Gain power by sharing it

Companies win when they get power into the hands of their people, but watch out for the traps.Is your company doing all it can to meet the challenges of the marketplace with a truly empowered work force? Probably not, according to Alan Weiss, the author of "Our Emperors Have No Clothes," who spoke at the annual Transzact conference last year. (Transzact is one of the country's largest independent

Companies win when they get power into the hands of their people, but watch out for the traps.

Is your company doing all it can to meet the challenges of the marketplace with a truly empowered work force? Probably not, according to Alan Weiss, the author of "Our Emperors Have No Clothes," who spoke at the annual Transzact conference last year. (Transzact is one of the country's largest independent freight bill processors.) When people don't have real power in an organization, they create artificial power. "It's called bureaucracy," he says, and it impedes the innovative thinking and the passionate commitment critical for delighting the customer. Healthy organizations, he says, find ways to create a sense of purpose and unleash the power of their work force.

Weiss defines empowerment as the ability and the authority to make decisions that influence the outcome of an employee's work. He points to the Ritz Carlton Hotel chain, which empowers every staff member to authorize up to $2,500 to help satisfy a customer. We must look for similar ways to enhance customer service in trucking.

The road to empowering the organization is littered with potholes, says Weiss. An abridged version of these include:

1. The customer is always right. Not all customers are created equal. Some are abusive, unwilling to honor commitments, and slow to pay. When it comes to dealing with bad customers, we must tell them about the negative impact their actions have on us at the risk of losing their business. A case in point is the nagging problem of the seeming inability of shippers and receivers to load and unload promptly.

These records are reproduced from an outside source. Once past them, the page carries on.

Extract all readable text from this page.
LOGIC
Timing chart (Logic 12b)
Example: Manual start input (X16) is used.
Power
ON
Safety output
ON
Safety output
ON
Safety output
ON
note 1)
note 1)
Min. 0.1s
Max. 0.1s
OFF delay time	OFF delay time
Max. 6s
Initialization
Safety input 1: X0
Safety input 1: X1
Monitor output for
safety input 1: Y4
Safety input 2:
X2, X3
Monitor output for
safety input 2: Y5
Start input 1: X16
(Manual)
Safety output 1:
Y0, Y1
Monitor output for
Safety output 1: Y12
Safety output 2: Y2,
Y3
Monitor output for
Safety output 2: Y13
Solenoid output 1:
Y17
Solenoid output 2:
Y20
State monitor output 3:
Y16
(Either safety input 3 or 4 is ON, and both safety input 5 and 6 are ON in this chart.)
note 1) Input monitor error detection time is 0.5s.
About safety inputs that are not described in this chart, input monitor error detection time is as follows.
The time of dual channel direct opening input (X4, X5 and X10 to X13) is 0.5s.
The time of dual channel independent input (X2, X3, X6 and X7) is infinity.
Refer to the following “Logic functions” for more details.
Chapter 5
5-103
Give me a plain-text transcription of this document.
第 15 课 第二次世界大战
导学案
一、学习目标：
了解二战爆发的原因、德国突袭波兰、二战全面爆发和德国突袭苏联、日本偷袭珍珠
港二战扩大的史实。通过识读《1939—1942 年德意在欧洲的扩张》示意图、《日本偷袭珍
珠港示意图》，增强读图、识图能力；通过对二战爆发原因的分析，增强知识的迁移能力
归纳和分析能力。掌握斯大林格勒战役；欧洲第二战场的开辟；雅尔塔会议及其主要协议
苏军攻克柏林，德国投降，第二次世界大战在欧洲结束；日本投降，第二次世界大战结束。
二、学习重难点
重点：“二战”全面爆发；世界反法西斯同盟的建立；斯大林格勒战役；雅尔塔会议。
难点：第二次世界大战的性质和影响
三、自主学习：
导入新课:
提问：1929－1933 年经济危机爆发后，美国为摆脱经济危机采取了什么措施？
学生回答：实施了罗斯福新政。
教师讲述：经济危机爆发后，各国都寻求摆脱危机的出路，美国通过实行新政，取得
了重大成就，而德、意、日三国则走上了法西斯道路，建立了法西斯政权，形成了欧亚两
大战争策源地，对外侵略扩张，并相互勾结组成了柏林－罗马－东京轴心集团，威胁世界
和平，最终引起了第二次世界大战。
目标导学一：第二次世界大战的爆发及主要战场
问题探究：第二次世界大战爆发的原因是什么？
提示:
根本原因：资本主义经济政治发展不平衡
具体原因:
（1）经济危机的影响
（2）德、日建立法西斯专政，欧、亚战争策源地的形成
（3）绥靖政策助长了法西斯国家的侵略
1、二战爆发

2. You must be great at problem solving. Don't spend time looking back and fixing problems. Rather, focus on improving service levels and raising the performance bar. Look for the incremental improvements. A 1% gain every other week will translate into more than 26% improvement by the end of the year.

How important is this? Take a look at the reasons why customers leave: 3% move; 5% develop other friendships; 9% leave for competitive reasons; 14% are dissatisfied with the product; 68% perceive an attitude of indifference.

3. We are the world. No company can be all things to all people. You have to understand your limitations and focus on doing well what you do well.

4. I don't have the time. We all have 24 hours in every day. It's how we choose to spend it that determines our priorities.

5. "They" won't let us. Often people don't unleash the full power of their creative juices for fear that some poorly defined "they" won't like it. "They" is upper management, the system, their peers. In reality, "we" are "they," and we must move beyond such victimization.

6. Everyone can be saved. In today's business world, it takes a combination of ability, accessibility, and affability to survive. Those who don't get it should leave, because they hold back the entire system. "Today we can downsize 40,000 people, but can't fire three people for incompetence," he says. "If we were firing more two's and three's, maybe we wouldn't have to talk about downsizing."

7. Always promote the best performer. Make sure promotions are in sync with skills and abilities. The same set of aptitudes that makes somebody good at sales runs directly counter to what it would take to be a sales manager. The same goes for a driver and a driver trainer.

8. No joy in Mudville. As a society, we take ourselves entirely too seriously. We don't have fun. Instead of kicking each other when we're down, we should reward successes -- however small -- that are aligned with the corporate mission.

9. Cut training. It's too easy after a tough quarter or a tough year to cut training. There's a big difference in those companies that invest in their people. You invest in training to help raise that bar.

10. Money motivates. If you have an unhappy performer and you give him or her a raise, then you have a better paid unhappy performer. Look for ways to improve the job.

11. Walk the talk. Talk is cheap. People recognize the company not for what is said, but for what they see. Get out on the front lines and listen.